Em nível europeu, a indústria do automóvel consome mais chumbo do que a reciclagem das baterias é capaz de fornecer em seus próprios países, por isso requer cada vez mais importação.
A crescente demanda e os baixos preços do chumbo africano explicam o motivo pelo qual as compras europeias em países subsaarianos duplicaram em menos de uma década.
Estes mesmos números indicam que, em 2014, a Europa comprou 9.093 toneladas de chumbo de Gana, 5.514 da Nigéria e 4.163 do Congo. Em todos esses países as baterias são desmontadas sem proteção alguma em casas como a de Daudi ou em fábricas como a de Owino.
Sem supervisão
A Convenção de Basileia regula o tratamento e transporte de “resíduos perigosos” como as baterias, mas não supervisiona as movimentações do chumbo refinado, sejam quais forem as condições nas quais se produz.
“Enquanto a reciclagem de baterias é feita de forma segura nas economias industrializadas, as condições são alarmantes em países como Gana, Camarões, Quênia e Indonésia”, alertou o pesquisador do Öko-Institut.
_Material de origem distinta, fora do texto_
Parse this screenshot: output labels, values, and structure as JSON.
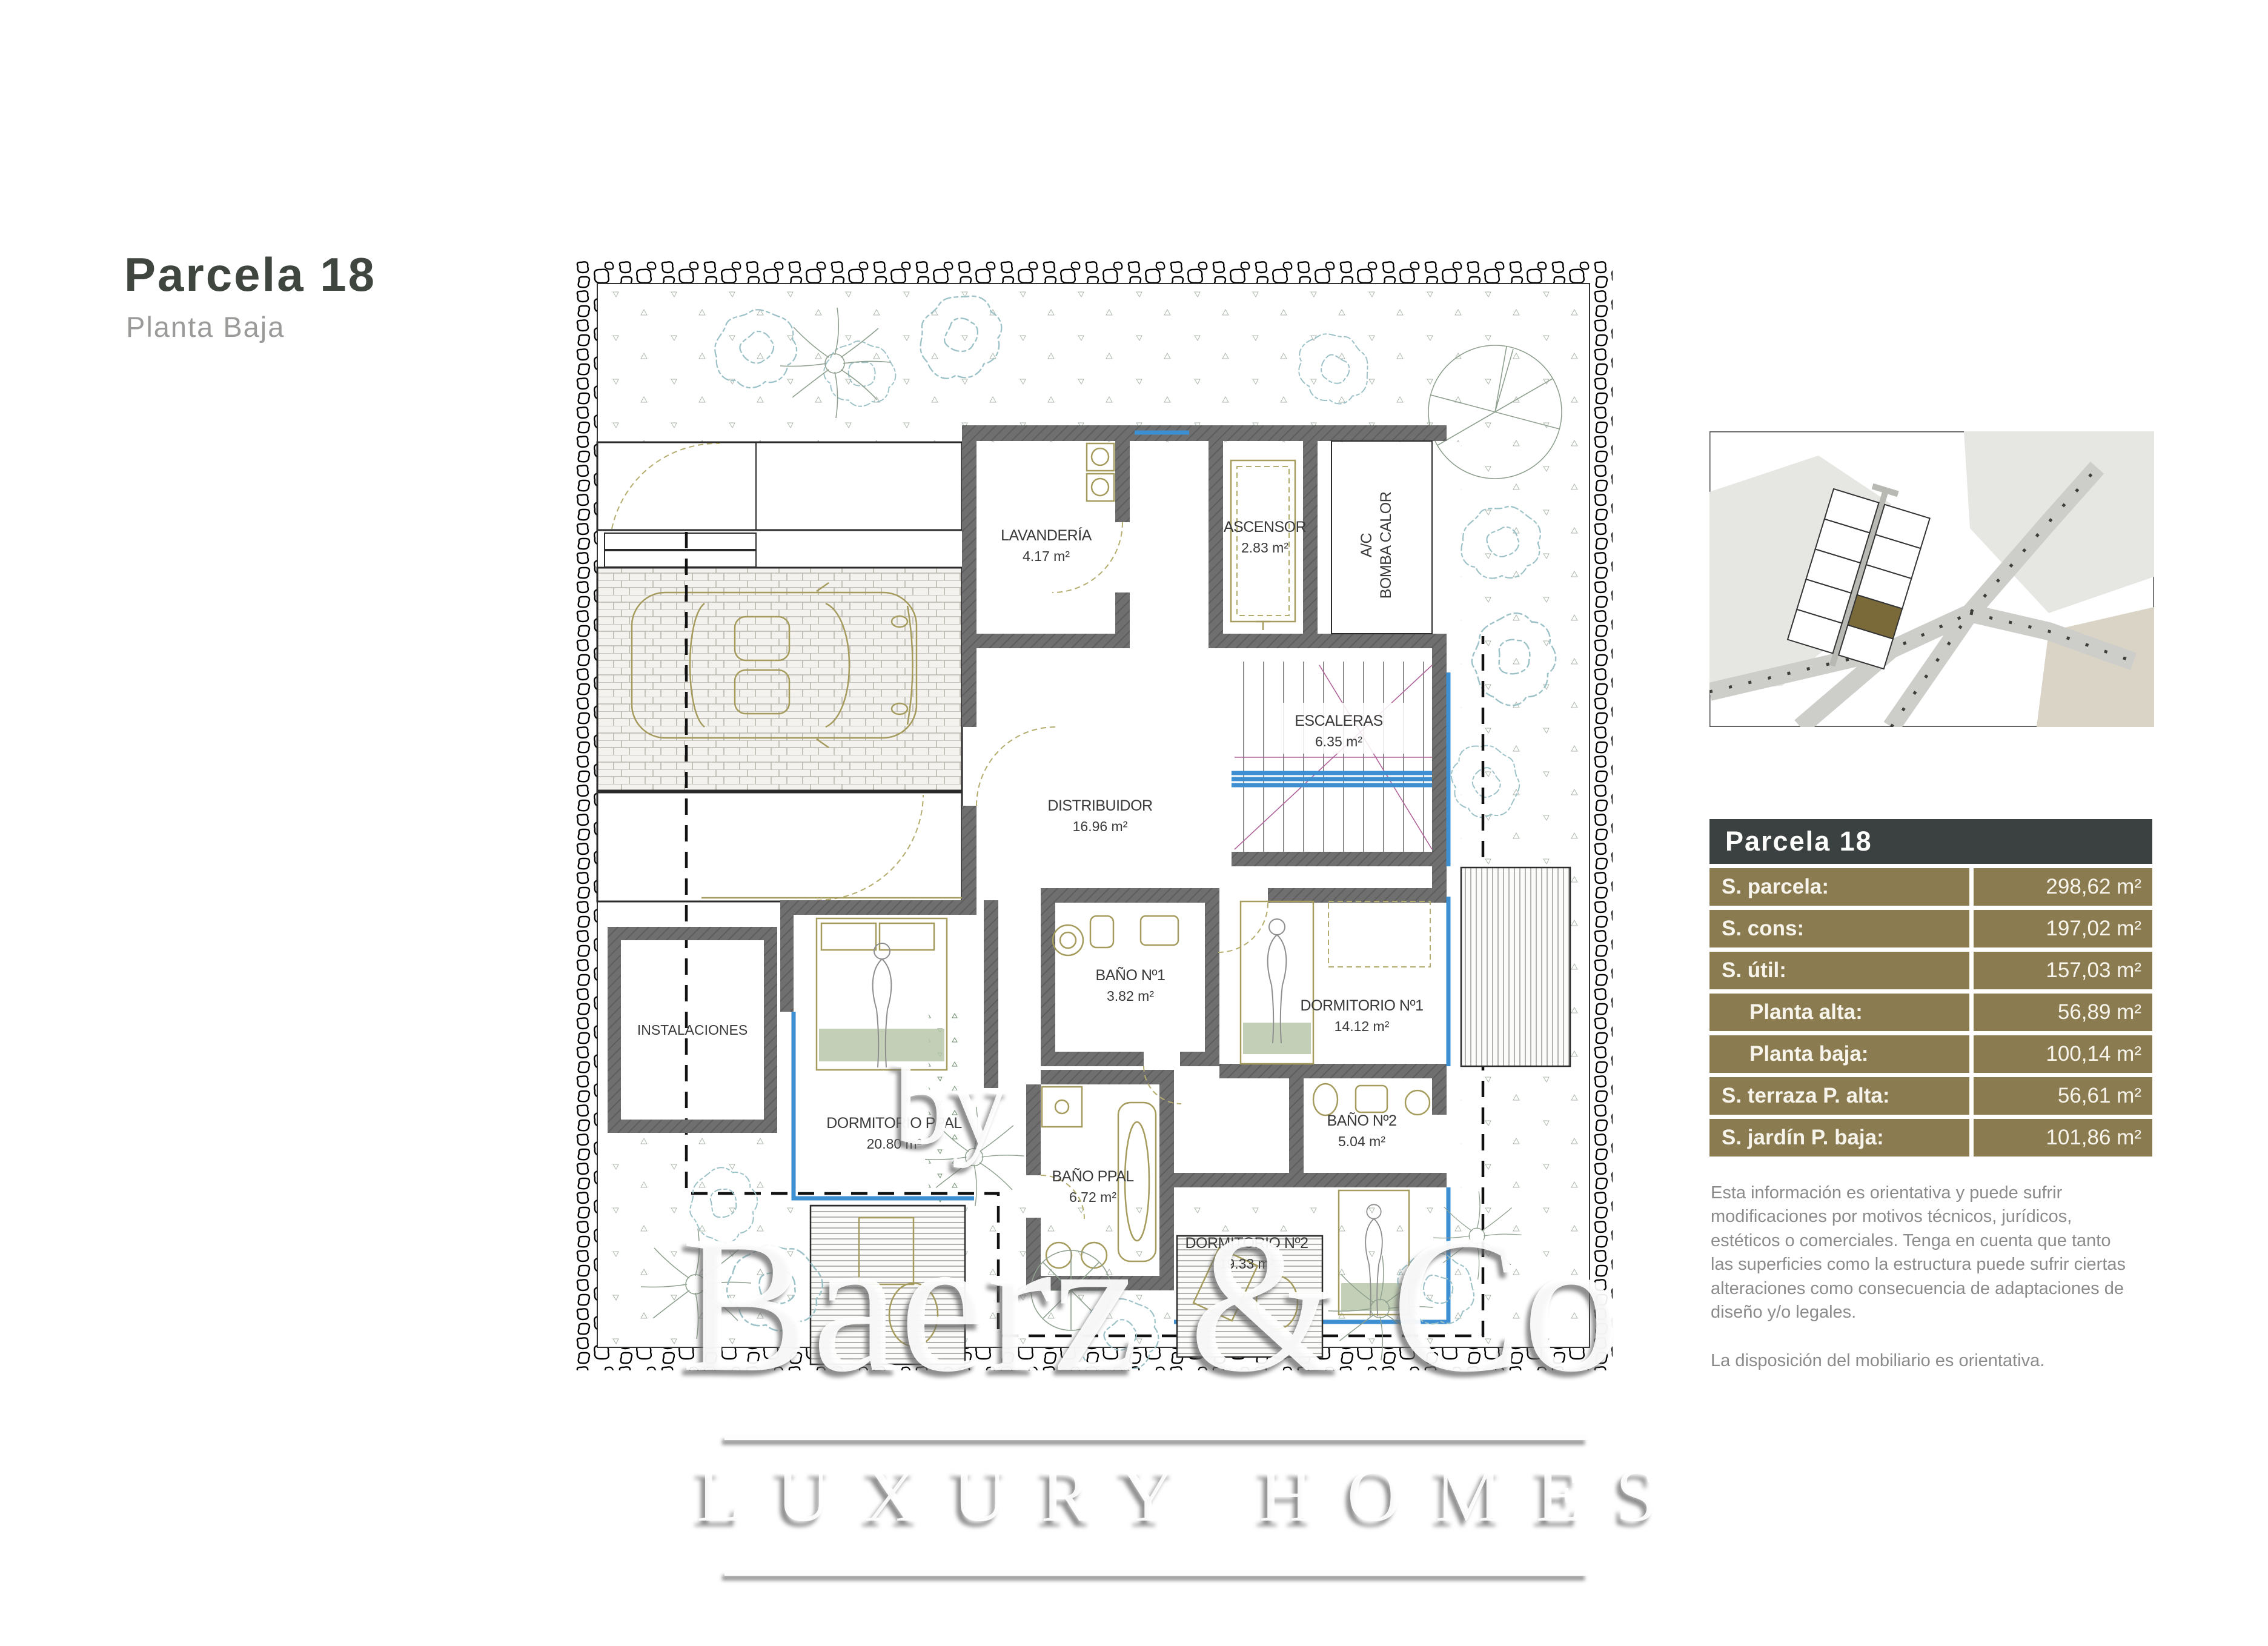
{
  "page": {
    "title": "Parcela 18",
    "subtitle": "Planta Baja"
  },
  "plan": {
    "rooms": {
      "lavanderia": {
        "name": "LAVANDERÍA",
        "area": "4.17 m²"
      },
      "ascensor": {
        "name": "ASCENSOR",
        "area": "2.83 m²"
      },
      "ac_bomba": {
        "line1": "A/C",
        "line2": "BOMBA CALOR"
      },
      "escaleras": {
        "name": "ESCALERAS",
        "area": "6.35 m²"
      },
      "distribuidor": {
        "name": "DISTRIBUIDOR",
        "area": "16.96 m²"
      },
      "bano1": {
        "name": "BAÑO Nº1",
        "area": "3.82 m²"
      },
      "dormitorio1": {
        "name": "DORMITORIO Nº1",
        "area": "14.12 m²"
      },
      "bano2": {
        "name": "BAÑO Nº2",
        "area": "5.04 m²"
      },
      "instalaciones": {
        "name": "INSTALACIONES"
      },
      "dormitorio_ppal": {
        "name": "DORMITORIO PPAL",
        "area": "20.80 m²"
      },
      "bano_ppal": {
        "name": "BAÑO PPAL",
        "area": "6.72 m²"
      },
      "dormitorio2": {
        "name": "DORMITORIO Nº2",
        "area": "19.33 m²"
      }
    }
  },
  "summary_table": {
    "header": "Parcela 18",
    "rows": [
      {
        "label": "S. parcela:",
        "value": "298,62 m²"
      },
      {
        "label": "S. cons:",
        "value": "197,02 m²"
      },
      {
        "label": "S. útil:",
        "value": "157,03 m²"
      },
      {
        "label": "Planta alta:",
        "value": "56,89 m²"
      },
      {
        "label": "Planta baja:",
        "value": "100,14 m²"
      },
      {
        "label": "S. terraza P. alta:",
        "value": "56,61 m²"
      },
      {
        "label": "S. jardín P. baja:",
        "value": "101,86 m²"
      }
    ],
    "colors": {
      "header_bg": "#3A4140",
      "row_bg": "#8B7B51",
      "text": "#F7F4EC"
    }
  },
  "disclaimer": {
    "paragraph1": "Esta información es orientativa y puede sufrir modificaciones por motivos técnicos, jurídicos, estéticos o comerciales. Tenga en cuenta que tanto las superficies como la estructura puede sufrir ciertas alteraciones como consecuencia de adaptaciones de diseño y/o legales.",
    "paragraph2": "La disposición del mobiliario es orientativa."
  },
  "watermark": {
    "by": "by",
    "brand": "Baerz & Co",
    "tagline": "LUXURY HOMES"
  },
  "colors": {
    "accent_olive": "#8B7B51",
    "header_slate": "#3A4140",
    "glazing_blue": "#3D8FD2",
    "lot_highlight": "#7A6A3A"
  }
}
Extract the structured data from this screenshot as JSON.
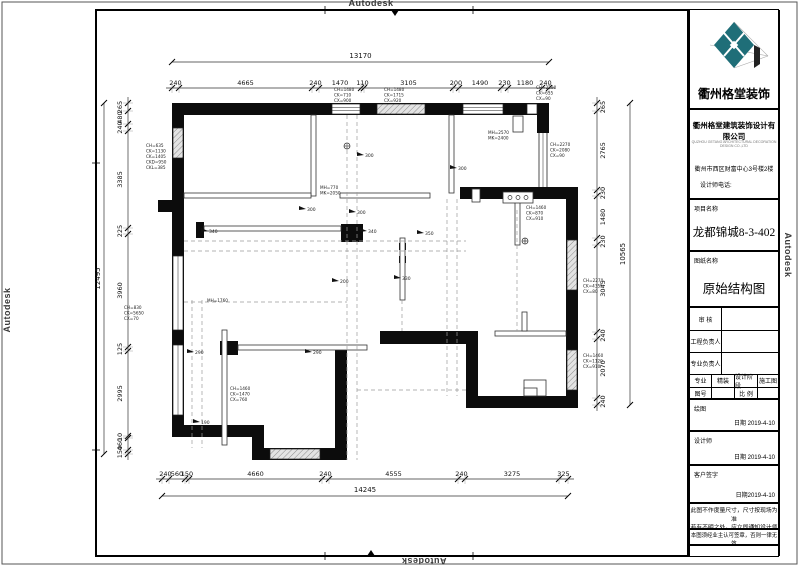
{
  "sheet": {
    "watermark": "Autodesk"
  },
  "title_block": {
    "brand": "衢州格堂装饰",
    "company": "衢州格堂建筑装饰设计有限公司",
    "company_en": "QUZHOU GETANG ARCHITECTURAL DECORATION DESIGN CO.,LTD",
    "address": "衢州市西区财富中心3号楼2楼",
    "phone_label": "设计师电话:",
    "project_label": "项目名称",
    "project_name": "龙都锦城8-3-402",
    "drawing_label": "图纸名称",
    "drawing_name": "原始结构图",
    "review_label": "审  核",
    "pm_label": "工程负责人",
    "lead_label": "专业负责人",
    "major_label": "专业",
    "major_value": "精装",
    "stage_label": "设计阶段",
    "stage_value": "施工图",
    "no_label": "图号",
    "scale_label": "比  例",
    "draw_label": "绘图",
    "draw_date": "日期 2019-4-10",
    "designer_label": "设计师",
    "designer_date": "日期 2019-4-10",
    "client_label": "客户签字",
    "client_date": "日期2019-4-10",
    "note1a": "此图不作度量尺寸，尺寸按现场为准",
    "note1b": "若有不明之处，应立即通知设计师",
    "note2": "本图须经业主认可签章，否则一律无效"
  },
  "plan": {
    "dims": {
      "top": {
        "total": "13170",
        "segments": [
          "240",
          "4665",
          "240",
          "1470",
          "110",
          "3105",
          "200",
          "1490",
          "230",
          "1180",
          "240"
        ]
      },
      "bottom": {
        "total": "14245",
        "segments": [
          "240",
          "560",
          "150",
          "4660",
          "240",
          "4555",
          "240",
          "3275",
          "325"
        ]
      },
      "left": {
        "total": "12495",
        "segments": [
          "265",
          "480",
          "240",
          "3385",
          "225",
          "3960",
          "125",
          "2995",
          "10",
          "460",
          "150"
        ]
      },
      "right": {
        "total": "10565",
        "segments": [
          "265",
          "2765",
          "230",
          "1480",
          "230",
          "3045",
          "240",
          "2070",
          "240"
        ]
      }
    },
    "annotations": [
      {
        "x": 334,
        "y": 91,
        "lines": [
          "CH=1480",
          "CK=710",
          "CX=900"
        ]
      },
      {
        "x": 384,
        "y": 91,
        "lines": [
          "CH=1480",
          "CK=1715",
          "CX=920"
        ]
      },
      {
        "x": 536,
        "y": 89,
        "lines": [
          "CH=2290",
          "CK=655",
          "CX=90"
        ]
      },
      {
        "x": 146,
        "y": 147,
        "lines": [
          "CH=635",
          "CK=1130",
          "CK=1405",
          "CKD=950",
          "CKL=385"
        ]
      },
      {
        "x": 124,
        "y": 309,
        "lines": [
          "CH=830",
          "CK=5650",
          "CX=70"
        ]
      },
      {
        "x": 550,
        "y": 146,
        "lines": [
          "CH=2270",
          "CK=2080",
          "CX=90"
        ]
      },
      {
        "x": 526,
        "y": 209,
        "lines": [
          "CH=1460",
          "CK=870",
          "CX=910"
        ]
      },
      {
        "x": 583,
        "y": 282,
        "lines": [
          "CH=2270",
          "CK=4355",
          "CX=80"
        ]
      },
      {
        "x": 583,
        "y": 357,
        "lines": [
          "CH=1460",
          "CK=1120",
          "CX=910"
        ]
      },
      {
        "x": 230,
        "y": 390,
        "lines": [
          "CH=1460",
          "CK=1470",
          "CX=760"
        ]
      },
      {
        "x": 320,
        "y": 189,
        "lines": [
          "MH=770",
          "MK=2050"
        ]
      },
      {
        "x": 488,
        "y": 134,
        "lines": [
          "MH=2570",
          "MK=2400"
        ]
      },
      {
        "x": 207,
        "y": 302,
        "lines": [
          "MH=1760"
        ]
      }
    ],
    "beams": [
      {
        "x": 307,
        "y": 209,
        "label": "300"
      },
      {
        "x": 357,
        "y": 212,
        "label": "300"
      },
      {
        "x": 365,
        "y": 155,
        "label": "300"
      },
      {
        "x": 458,
        "y": 168,
        "label": "300"
      },
      {
        "x": 209,
        "y": 231,
        "label": "340"
      },
      {
        "x": 368,
        "y": 231,
        "label": "340"
      },
      {
        "x": 425,
        "y": 233,
        "label": "350"
      },
      {
        "x": 402,
        "y": 278,
        "label": "330"
      },
      {
        "x": 340,
        "y": 281,
        "label": "200"
      },
      {
        "x": 195,
        "y": 352,
        "label": "290"
      },
      {
        "x": 313,
        "y": 352,
        "label": "290"
      },
      {
        "x": 201,
        "y": 422,
        "label": "190"
      }
    ]
  }
}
Os lingotes de chumbo que chegam dessas fábricas, frequentemente instaladas por empresas chinesas ou indianas, cruzam facilmente as fronteiras da União Europeia sob a classificação de “mercadorias”, e não como resíduos, por isso não existe nenhum controle específico sobre elas, explicaram fontes da Comissão Europeia.
“A grande indústria do automóvel europeia está fechando os olhos para suas cadeias de fornecimento. Essas práticas na África constituem uma violação dos direitos humanos”, enfatizou Manhart.